Una posizione di questo genere manifesta, per esempio, Massimo Fusillo⁸, quando difende, proprio per Vaghe stelle, la necessità di una “comparazione interartistica” ed esclude la possibilità di riconoscere nella sua sceneggiatura la “dipendenza da un testo primario”. Mia impressione è invece che, non solo in Vaghe stelle ma in tutto il cinema di Visconti, sia sempre enucleabile una fonte testuale primaria, di autore gerarchicamente prioritario e fondamentale, soggetta a contaminazioni e a variazioni, eppure riconoscibile, come una gabbia che contenga tutti i metatesti possibili e li costringa a interagire e a rimescolarsi: di volta in volta Boito, Dostoevskij, Testori, Tomasi, Mann ecc. Pertanto, un’insidia metodologica da cui guardarsi è quella che deriverebbe da una registrazione corriva delle molteplici indicazioni di fonti letterarie, che lo stesso regista e i suoi collaboratori hanno dato, e la critica del tempo, specie quella allineata all’estetica militante del PCI, avvalorato: perché qui si misurano precisamente alcuni voluti equivoci costruiti intorno alla rappresentazione di un Visconti vate (e poi forse traditore) dell’etica del realismo. Nel caso specifico, non può esservi dubbio che il testo gerarchicamente prioritario sia – come già indicato – il Forse che sì dannunziano o, più esattamente, la sezione del Forse che sì ambientata a Volterra: altrimenti, come si potrebbe spiegare – al di là degli eventi suggestivi dell’estate di Pyrgi – l’opzione ‘etrusca’ del soggetto e della sua sceneggiatura? Il testo primario dunque c’è ed è quello, non altro. Il nodo cruciale del dramma, l’incesto (autentico o solo fantasticato?) dei due fratelli di Visconti, Sandra e Gianni, replica precisamente quello (consumato) dei due fratelli Isabella e Aldo, nel plot dannunziano; allo stesso modo, si richiamano esplicitamente le rispettive situazioni di disagio nelle relazioni e nella gestione dei beni di famiglia – la madre risposata al Gilardini nel film; il padre “passato in seconde nozze con la concubina” nel romanzo -; in entrambi, la terrificante rimpatriata volterrana (di Sandra come d’Isabella) stravolge la pur sana fisionomia psicologica del rispettivo marito (Andrew) o amante (Paolo). Per tacere di tutta una serie di rispondenze puntuali di luoghi e di situazioni, su cui tuttavia avremo modo di soffermarci più avanti.

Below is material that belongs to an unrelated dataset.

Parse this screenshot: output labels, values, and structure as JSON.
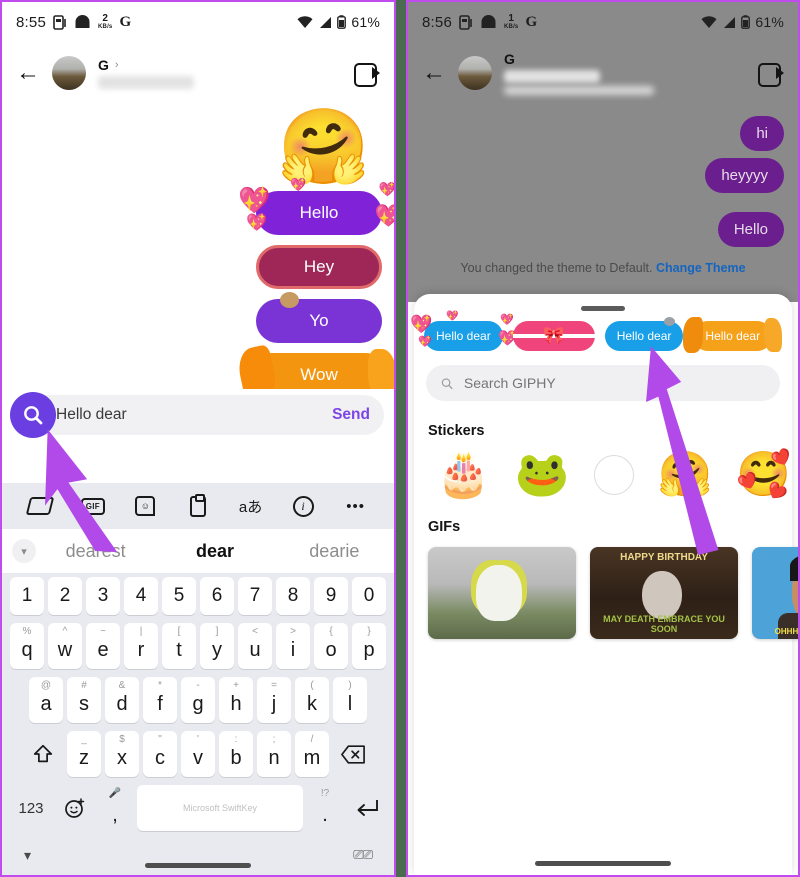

Apparirà forse un poco sorprendente la citazione da Le ricordanze, che Gianni mette in testa al suo scandalosissimo manoscritto – quasi inafferrabile per platee non italiane, sicché all’estero il film fu distribuito col raccapricciante titolo di Sandra of a Thousand Delights⁹. Al di là della comune terribilità provinciale che poteva accomunare Recanati e Volterra (e tante altre piccole città italiane, cariche di storia, di sogno e di frustrazioni), la vulgata aneddotica¹⁰ attribuisce il riferimento leopardiano a un suggerimento di Mario Soldati.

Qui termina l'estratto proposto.